If the objective is to reduce the rate of unplanned hospital admissions and readmissions, and optimise length of stay, and thereby realise associated savings on acute hospital costs, key questions and areas to address are:

  • Reduce by how much?
  • The rate needs to be defined.
  • Unplanned needs a baseline to show comparison during year.
  • Optimise needs a definition.
  • Level of spending needs to be defined.
  • Is there a business case?
  • How will this scheme be realised?
  • Associated savings needs to be defined.

Ask: How are we going to capture the counting, by what system? Build a tool to capture the measure through identifying:

  • Principal objective           
  • Objective owner   
  • Sub-objectives      
  • Principal risk          
  • Key controls           
  • Gaps in control      

Risk score    

  • Action plan  
  • Sources of assurance       
  • Positive assurance
  • Negative assurance          
  • Gaps in assurance 
  • Action plan
  • Will it be a contract negotiation?
  • Is it transformational change?
  • Redesign benefit?
  • Benefit metric description          
  • Benefit measurement description        
  • Measurement owner
  • Clinical owner
  • Qualitative capture through what?
  • SQL query   
  • Data source(s)        
  • Data frequency      
  • Data lag        
  • Double count risk?
  • Action taken to mitigate double count risk    
  • Other comments

Ask: what are the assumptions of this plan, and measure?

It is important to be clear about definitions. For example, musculoskeletal seems like a solid definition, so managing the objective of “reducing musculoskeletal outpatient activity by five per cent over two months” seems well defined. But what is musculoskeletal care, and how will this be counted? Usually it is counted as trauma and orthopaedic, pain management and rheumatology.

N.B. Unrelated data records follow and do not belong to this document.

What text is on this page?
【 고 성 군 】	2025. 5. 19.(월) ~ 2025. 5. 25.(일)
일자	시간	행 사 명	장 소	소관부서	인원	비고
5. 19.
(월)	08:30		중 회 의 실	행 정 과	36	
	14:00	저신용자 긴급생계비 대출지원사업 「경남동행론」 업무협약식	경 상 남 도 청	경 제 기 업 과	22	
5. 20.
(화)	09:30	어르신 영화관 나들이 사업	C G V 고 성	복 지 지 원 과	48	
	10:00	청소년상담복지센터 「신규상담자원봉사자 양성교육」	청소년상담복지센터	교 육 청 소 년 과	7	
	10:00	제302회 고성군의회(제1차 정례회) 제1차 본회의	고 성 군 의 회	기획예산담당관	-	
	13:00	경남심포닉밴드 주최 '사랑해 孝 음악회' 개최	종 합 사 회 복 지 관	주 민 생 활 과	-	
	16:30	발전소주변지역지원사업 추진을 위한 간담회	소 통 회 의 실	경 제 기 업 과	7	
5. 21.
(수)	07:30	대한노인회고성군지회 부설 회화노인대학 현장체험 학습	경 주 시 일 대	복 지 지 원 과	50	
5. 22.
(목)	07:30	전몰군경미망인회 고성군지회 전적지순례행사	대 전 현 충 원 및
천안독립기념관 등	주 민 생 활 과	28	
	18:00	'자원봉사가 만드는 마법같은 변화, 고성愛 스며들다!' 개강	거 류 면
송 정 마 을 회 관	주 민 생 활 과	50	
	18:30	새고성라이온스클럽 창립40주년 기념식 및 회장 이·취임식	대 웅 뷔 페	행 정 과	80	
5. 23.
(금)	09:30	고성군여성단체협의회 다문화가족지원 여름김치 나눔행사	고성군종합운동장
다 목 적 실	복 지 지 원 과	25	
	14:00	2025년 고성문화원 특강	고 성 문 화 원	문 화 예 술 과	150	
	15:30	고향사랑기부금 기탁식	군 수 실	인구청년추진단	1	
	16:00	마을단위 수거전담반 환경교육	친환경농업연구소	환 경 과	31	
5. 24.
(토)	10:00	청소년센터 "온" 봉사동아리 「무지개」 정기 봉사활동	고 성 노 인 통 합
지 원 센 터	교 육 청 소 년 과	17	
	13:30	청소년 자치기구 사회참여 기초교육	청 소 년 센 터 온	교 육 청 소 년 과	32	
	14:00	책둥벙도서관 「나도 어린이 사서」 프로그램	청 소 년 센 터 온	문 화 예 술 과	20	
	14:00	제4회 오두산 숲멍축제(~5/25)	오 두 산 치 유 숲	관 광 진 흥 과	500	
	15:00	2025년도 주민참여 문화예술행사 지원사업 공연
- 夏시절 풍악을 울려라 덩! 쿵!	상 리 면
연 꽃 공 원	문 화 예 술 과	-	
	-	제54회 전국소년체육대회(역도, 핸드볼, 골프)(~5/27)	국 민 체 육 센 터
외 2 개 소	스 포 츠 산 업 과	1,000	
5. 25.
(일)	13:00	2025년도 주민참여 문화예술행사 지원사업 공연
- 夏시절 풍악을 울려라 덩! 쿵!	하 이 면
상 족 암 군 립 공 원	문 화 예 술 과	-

This definition may not give the perception of what is happening financially if we cannot count the true service redesign of particular patients.

‘QIPP is not easy, but asking “how” helps with the challenge’

In addition, there are several  flaws in this measure. Pain management can capture neurological disorders, or breast cancers which probably are not musculoskeletal. Also not every trauma and orthopaedic episode will equal a musculoskeletal count. If all outpatients are counted, most service redesign plans are cutting from that same pie of data, so one has to be careful of also double counting.

The solution is defining every definition, and then measuring it. The next move is to think about how will the data be captured, fed back and reported to help informed decision-making, and ensure the goal of saving money is achieved.

QIPP is not easy, but asking “how” helps with the challenge.

Keep asking how. How will this £1.4m project, for example, be monitored? How will it save money? How will this information be captured and reported back within a performance framework to show objectives are meeting target? How?

For every plan to save money in-year make sure it can be measured and reported on accurately to give an understanding of whether this is succeeding or not.

For every answer, there is another how, keep asking, and there will be an increase of delivery.